For instance, the dean of a kindergarten in South Gyeongsang province was tried for misappropriating 400 million won ($351,877) from school accounts to pay insurance premiums. She was fined 10 million won in a lower court, but found not guilty in higher and final Supreme Court rulings. The appeals noted that she had paid teachers and transferred substantial amounts of money to the kindergarten from her own bank account.

According to the Private School Act, income from a school account cannot be used for non-school purposes — except in the case of loan repayments. The accounts suggest that the kindergarten founder took money from tuitions to pay her insurance premiums.

But the appeals court judged that the funds taken were previously lent to the kindergarten. Although she had erred in commingling personal and official accounts, the court ruled that she did not intend to commit a crime.

Other Supreme Court precedents indicate that the court views tuitions paid by parents as well as Nuri Curriculum dues — the state monthly day care subsidy for each child between the ages of three and five — become the facility owner’s as soon as they enter the account. As a result, embezzlement charges cannot be applied in cases involving these funds. It is similar to the cases in which parents paying extra tuition to English-language kindergartens registered as private academies instead of formal education facilities cannot know where their money ends up.


Parents are enraged, but the court is satisfied as 87 percent of independent kindergartens are privately owned, with books kept blurry since money shifts back and forth from personal to official accounts.

An independent kindergarten is both a for-profit entity and an educational institution. It can seek profit for undertaking activity that should be the responsibility of the state. In its measures to address the problems in preschool institutions, the Ministry of Education said it would sharply raise the ratio of public kindergartens because independent facilities cannot be punished on embezzlement grounds.

Amidst the turmoil, many of the independent kindergartens could be nationalized. The government and the ruling party plan to revise the Nuri Curriculum bill to formally define it as a state subsidy and to punish any misappropriation. They also plan to drop the provision that allows kindergartens to use school accounts to pay off the debts of owners.

Once the new regulations kick in, proprietors of independent facilities will not be able to withdraw profits made by a kindergarten. Any businessperson purchasing a building valued at 2 billion won would hope to reap at least 100 million won, or 5 percent, off the investment in lease income. But a founder of a kindergarten cannot charge rent on a facility on his or her property. As a result, the founder would want to be compensated by other means. Few would want to start such a business if it makes no money.
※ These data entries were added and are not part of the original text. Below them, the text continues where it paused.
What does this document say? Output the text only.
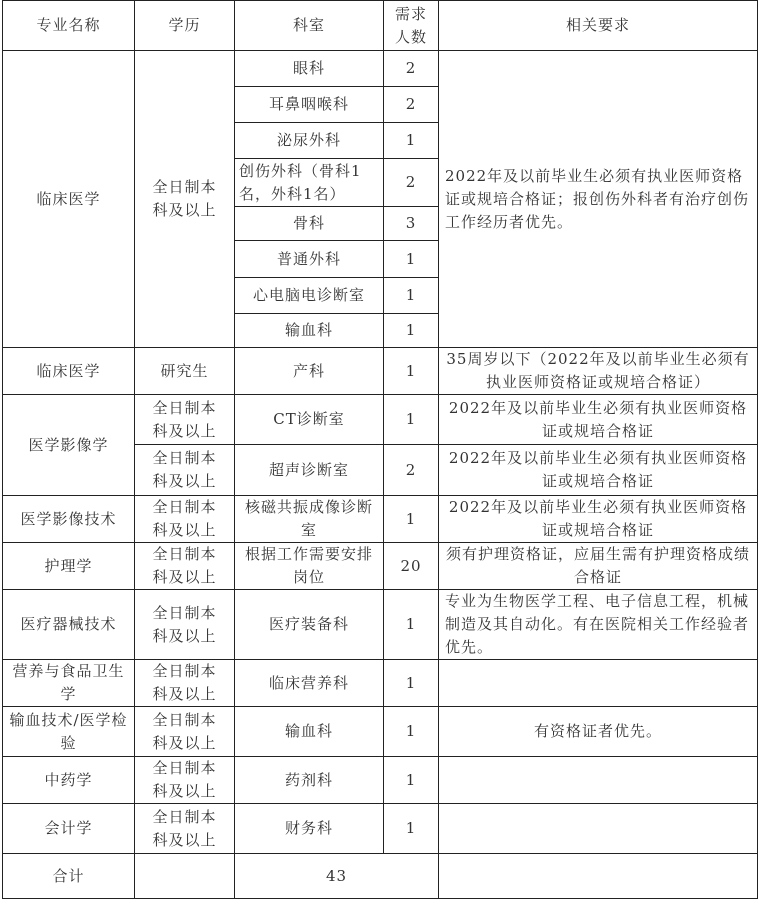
专业名称	学历	科室	需求人数	相关要求
临床医学	全日制本科及以上	眼科	2	2022年及以前毕业生必须有执业医师资格证或规培合格证；报创伤外科者有治疗创伤工作经历者优先。
		耳鼻咽喉科	2	
		泌尿外科	1	
		创伤外科（骨科1名，外科1名）	2	
		骨科	3	
		普通外科	1	
		心电脑电诊断室	1	
		输血科	1	
临床医学	研究生	产科	1	35周岁以下（2022年及以前毕业生必须有执业医师资格证或规培合格证）
医学影像学	全日制本科及以上	CT诊断室	1	2022年及以前毕业生必须有执业医师资格证或规培合格证
	全日制本科及以上	超声诊断室	2	2022年及以前毕业生必须有执业医师资格证或规培合格证
医学影像技术	全日制本科及以上	核磁共振成像诊断室	1	2022年及以前毕业生必须有执业医师资格证或规培合格证
护理学	全日制本科及以上	根据工作需要安排岗位	20	须有护理资格证，应届生需有护理资格成绩合格证
医疗器械技术	全日制本科及以上	医疗装备科	1	专业为生物医学工程、电子信息工程，机械制造及其自动化。有在医院相关工作经验者优先。
营养与食品卫生学	全日制本科及以上	临床营养科	1	
输血技术/医学检验	全日制本科及以上	输血科	1	有资格证者优先。
中药学	全日制本科及以上	药剂科	1	
会计学	全日制本科及以上	财务科	1	
合计		43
The Ministry of Education’s plan to encourage the incorporation of private kindergartens is not so easily done. When a company becomes an incorporated entity, the founder would have to donate the land and the building that houses the kindergarten. Who would willingly hand over these assets unless one is genuinely devoted to child care and education?

The Education Ministry has vowed to raise the ratio of state and public kindergartens to 40 percent by 2022. Even if it meets the goal, 60 percent will remain independent, which means that independent institutions will still dominant preschool education.
Even public employees get bonuses and incentives for outstanding performance these days.

While the enforcing of accounting clarity and public commitment are important, independent kindergartens should be able to reap rewards for services children and their parents appreciate.

Private kindergartens must not be pressured into strictly committing to their educational role alone. According to Article 23 of our Constitution, the state must provide adequate payment for assets acquired for public needs. In line with new regulations, authorities, educators and society should discuss the exact role of our kindergartens and the compensation for their contributions.